The word of the day is “encourage .” In our reading of Colossians 2:1-7, St. Paul encourages the believers in Colossae who face the challenge of false teachers who threaten to undermine their faith. He commends them for their “good order and steadfastness of their faith” (vs.5). Paul rejoices in their persistence despite the persuasiveness of the heretics (vs. 4).

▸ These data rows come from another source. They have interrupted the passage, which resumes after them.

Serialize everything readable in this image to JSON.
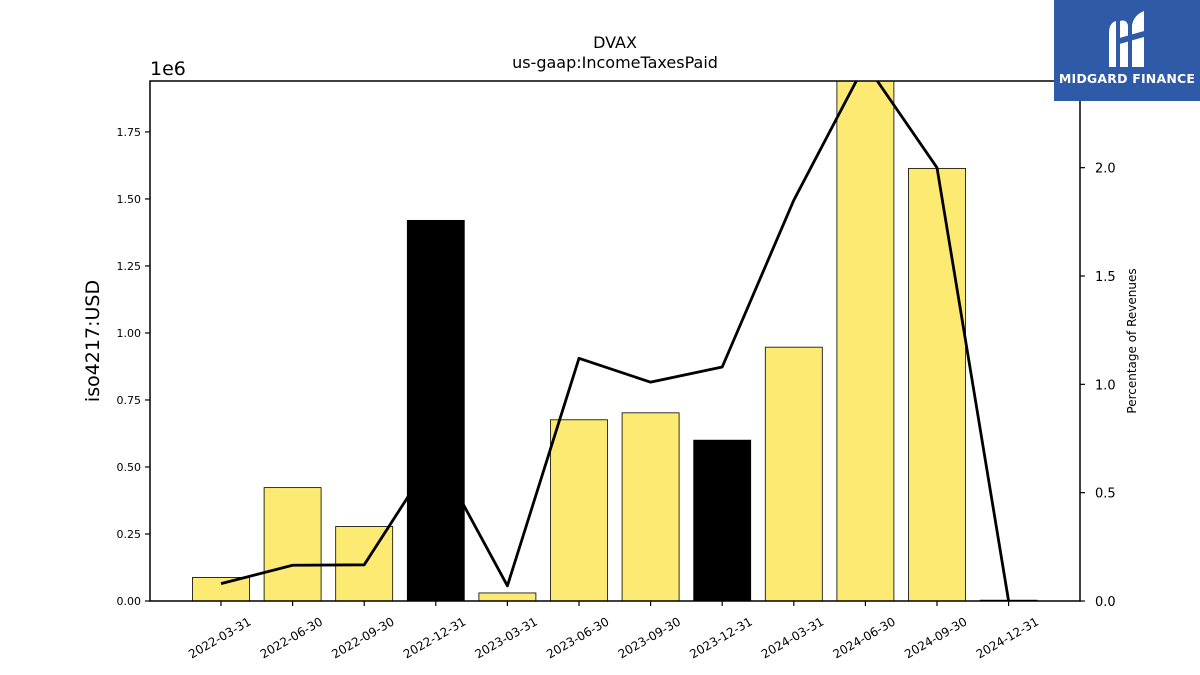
{
  "logo": {
    "text": "MIDGARD FINANCE",
    "icon": "midgard-m-logo-icon",
    "background": "#2f5aa8"
  },
  "chart_data": {
    "type": "bar",
    "title": "DVAX",
    "subtitle": "us-gaap:IncomeTaxesPaid",
    "ylabel": "iso4217:USD",
    "ylabel_right": "Percentage of Revenues",
    "y_offset_label": "1e6",
    "categories": [
      "2022-03-31",
      "2022-06-30",
      "2022-09-30",
      "2022-12-31",
      "2023-03-31",
      "2023-06-30",
      "2023-09-30",
      "2023-12-31",
      "2024-03-31",
      "2024-06-30",
      "2024-09-30",
      "2024-12-31"
    ],
    "series": [
      {
        "type": "bar",
        "values": [
          88000,
          423000,
          278000,
          1420000,
          30000,
          676000,
          702000,
          600000,
          947000,
          1940000,
          1614000,
          3000
        ],
        "colors": [
          "#fdea72",
          "#fdea72",
          "#fdea72",
          "#000000",
          "#fdea72",
          "#fdea72",
          "#fdea72",
          "#000000",
          "#fdea72",
          "#fdea72",
          "#fdea72",
          "#fdea72"
        ]
      },
      {
        "type": "line",
        "axis": "right",
        "values": [
          0.08,
          0.165,
          0.167,
          0.68,
          0.07,
          1.12,
          1.01,
          1.08,
          1.85,
          2.48,
          2.0,
          0.0
        ],
        "color": "#000000"
      }
    ],
    "ylim": [
      0,
      1940000
    ],
    "ylim_right": [
      0,
      2.4
    ],
    "yticks": [
      0,
      250000,
      500000,
      750000,
      1000000,
      1250000,
      1500000,
      1750000
    ],
    "yticklabels": [
      "0.00",
      "0.25",
      "0.50",
      "0.75",
      "1.00",
      "1.25",
      "1.50",
      "1.75"
    ],
    "yticks_right": [
      0,
      0.5,
      1.0,
      1.5,
      2.0
    ],
    "yticklabels_right": [
      "0.0",
      "0.5",
      "1.0",
      "1.5",
      "2.0"
    ],
    "grid": false,
    "legend": "none"
  }
}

The Apostle discloses his “great conflict” for those in Colossae, neighboring Laodicea, and others in the region that he has not seen face to face (vs. 1). From the Greek word for “conflict,” we get the English word “agony.” Paul is saying that he is in agony for the believers because of the external threat to their faith (Strong’s #73,5).
Ways of Encouragement
Paul lists several things that will encourage the believers in the region. First, their hearts should be “knit together in love” (vs. 2). This metaphor is a fitting translation of the Greek word that means “to force or weld together” (Strong’s #4823, 238). Indeed, Paul affirms that the believers will find comfort (Strong’s #3870, 190) and mutual strength against temptations when their love for one another binds them together.
Second, they should “attain to all the riches of the full assurance of understanding” (vs. 2). The insight into the mystery of God the Father and the Son is an invaluable treasure. And the Colossians should hang onto it with complete confidence (Strong’s #4136, 204).
Third, a literal translation is that “the knowledge of the mystery of God [is] Christ” Therefore, the Colossians must not look for wisdom and knowledge to “elemental spirits ” (vs. 2:9), angels (2:18), “principles of the world” (vs. 20), or “things that have the appearance of wisdom” (vs. 23). But they should find this understanding hidden in Christ (2:3).
Paul admits that he has great anxiety for the churches in the religion of Colossae. He is worried that false teachers will lead the believers away from their faith in Christ But note that Paul does not pray that the deceivers will suddenly disappear. Nor does the Apostle pray that the believers will find arguments to refute their tempters. Paul only prays for the faithful to be encouraged amid this temptation. You see, the trials of their souls allowed them to grow in their faith: to love one another more closely, to believe more confidently, and to understand more deeply.
Fighting Against Temptation Is Good for the Soul
Once, the monk John the Short told the desert father Poeman that he had asked the Lord to take away his passions. John said that the Lord answered his prayer, and he was at peace: the warfare between flesh and spirit in his heart was over. Poeman replied, “Go and ask the Lord to stir up in you a new battle against the passions. Fighting against temptation is good for the soul.” When the passions attacked John again, he did not pray for the end of the fight against them. He only prayed, “Lord, grant me the strength to endure it.”